Am 01.10.18 um 00:55 schrieb Trek:
> On Sat, 29 Sep 2018 18:41:45 +0200
> Michael Biebl <bi...@debian.org> wrote:
> 
>>> +        # wait for udev to be ready (see #908796)
>>> +        timeout=15
>>> +        until udevadm control -S || [ $timeout -le 0 ]; do
>>> +            timeout=$((timeout-1))
>>> +            sleep 1
>>> +        done
>>> +        udevadm control -S && log_success_msg || log_failure_msg
>>
>> This repeatedly tries to start the execution queue.
>> Besides having this side-effect, why is this a proper test to check if
>> udev is ready?
> 
> this probably shows my ignorance about udev (and lack of documentation),
> but it seems to me there isn't a proper way to test if udev is ready

The only supported way in udev to signal readiness is the sd-notify API.

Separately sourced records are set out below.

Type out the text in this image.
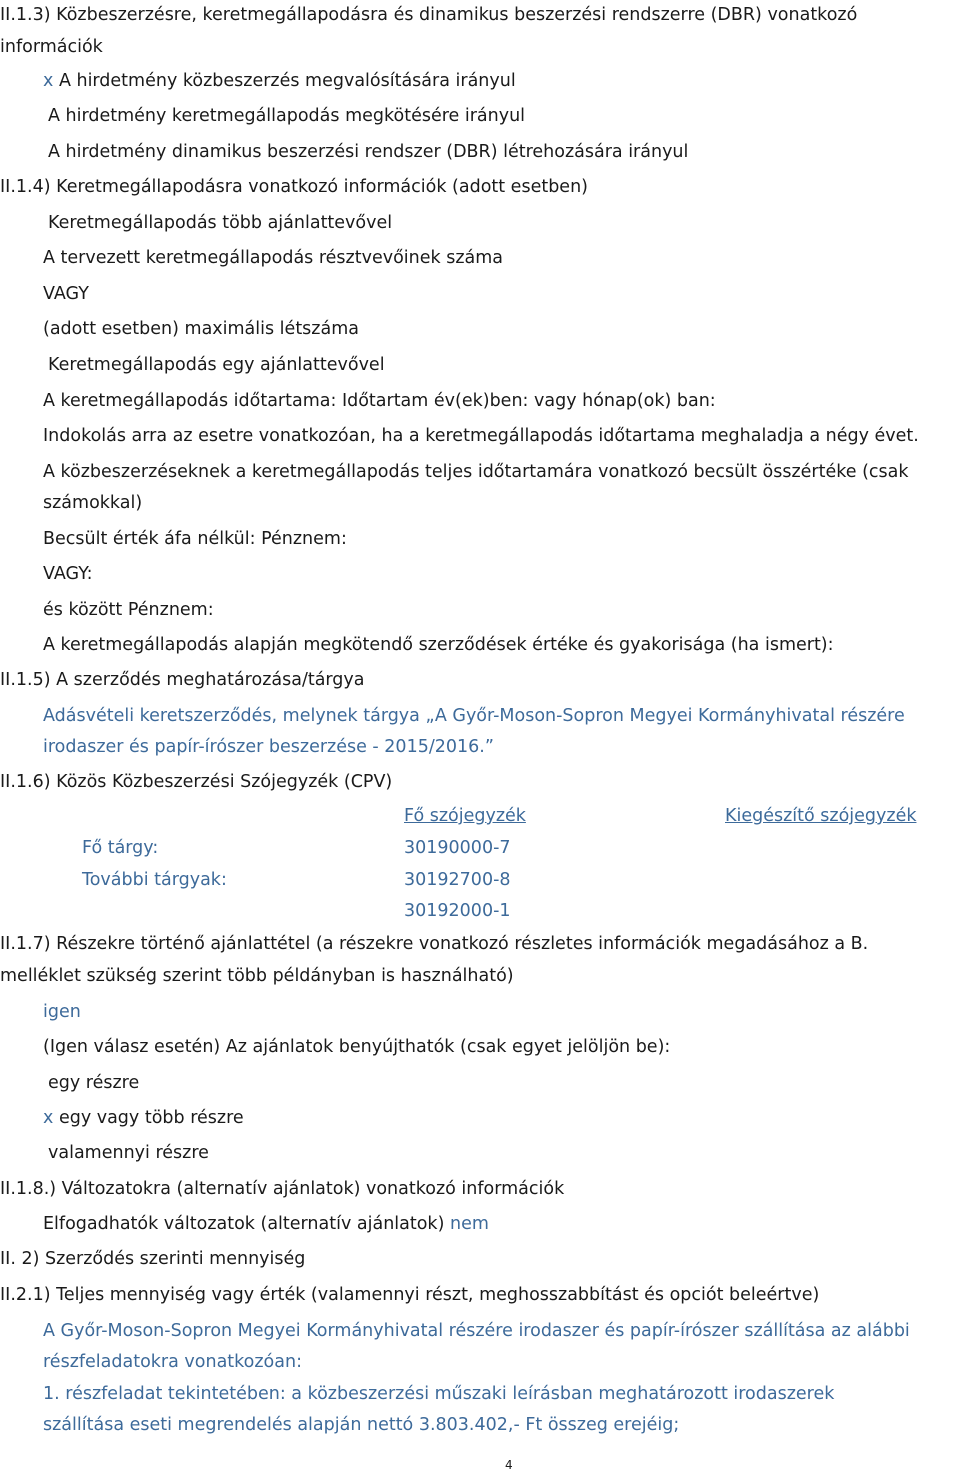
II.1.3) Közbeszerzésre, keretmegállapodásra és dinamikus beszerzési rendszerre (DBR) vonatkozó
információk
x A hirdetmény közbeszerzés megvalósítására irányul
A hirdetmény keretmegállapodás megkötésére irányul
A hirdetmény dinamikus beszerzési rendszer (DBR) létrehozására irányul
II.1.4) Keretmegállapodásra vonatkozó információk (adott esetben)
Keretmegállapodás több ajánlattevővel
A tervezett keretmegállapodás résztvevőinek száma
VAGY
(adott esetben) maximális létszáma
Keretmegállapodás egy ajánlattevővel
A keretmegállapodás időtartama: Időtartam év(ek)ben: vagy hónap(ok) ban:
Indokolás arra az esetre vonatkozóan, ha a keretmegállapodás időtartama meghaladja a négy évet.
A közbeszerzéseknek a keretmegállapodás teljes időtartamára vonatkozó becsült összértéke (csak
számokkal)
Becsült érték áfa nélkül: Pénznem:
VAGY:
és között Pénznem:
A keretmegállapodás alapján megkötendő szerződések értéke és gyakorisága (ha ismert):
II.1.5) A szerződés meghatározása/tárgya
Adásvételi keretszerződés, melynek tárgya „A Győr-Moson-Sopron Megyei Kormányhivatal részére
irodaszer és papír-írószer beszerzése - 2015/2016.”
II.1.6) Közös Közbeszerzési Szójegyzék (CPV)
Fő szójegyzék	Kiegészítő szójegyzék
Fő tárgy:	30190000-7
További tárgyak:	30192700-8
30192000-1
II.1.7) Részekre történő ajánlattétel (a részekre vonatkozó részletes információk megadásához a B.
melléklet szükség szerint több példányban is használható)
igen
(Igen válasz esetén) Az ajánlatok benyújthatók (csak egyet jelöljön be):
egy részre
x egy vagy több részre
valamennyi részre
II.1.8.) Változatokra (alternatív ajánlatok) vonatkozó információk
Elfogadhatók változatok (alternatív ajánlatok) nem
II. 2) Szerződés szerinti mennyiség
II.2.1) Teljes mennyiség vagy érték (valamennyi részt, meghosszabbítást és opciót beleértve)
A Győr-Moson-Sopron Megyei Kormányhivatal részére irodaszer és papír-írószer szállítása az alábbi
részfeladatokra vonatkozóan:
1. részfeladat tekintetében: a közbeszerzési műszaki leírásban meghatározott irodaszerek
szállítása eseti megrendelés alapján nettó 3.803.402,- Ft összeg erejéig;
4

My gut feeling is, that having an sd-notify wrapper for non-systemd
systems (e.g. directly built into start-stop-daemon via say an
--wait-for-sd-notify switch) would be the cleanest and most robust way.
This might even benefit other daemons besides udevd.

Similar to what apulse is for PulseAudio clients without a PulseAudio
daemon.
-- 
Why is it that all of the instruments seeking intelligent life in the
universe are pointed away from Earth?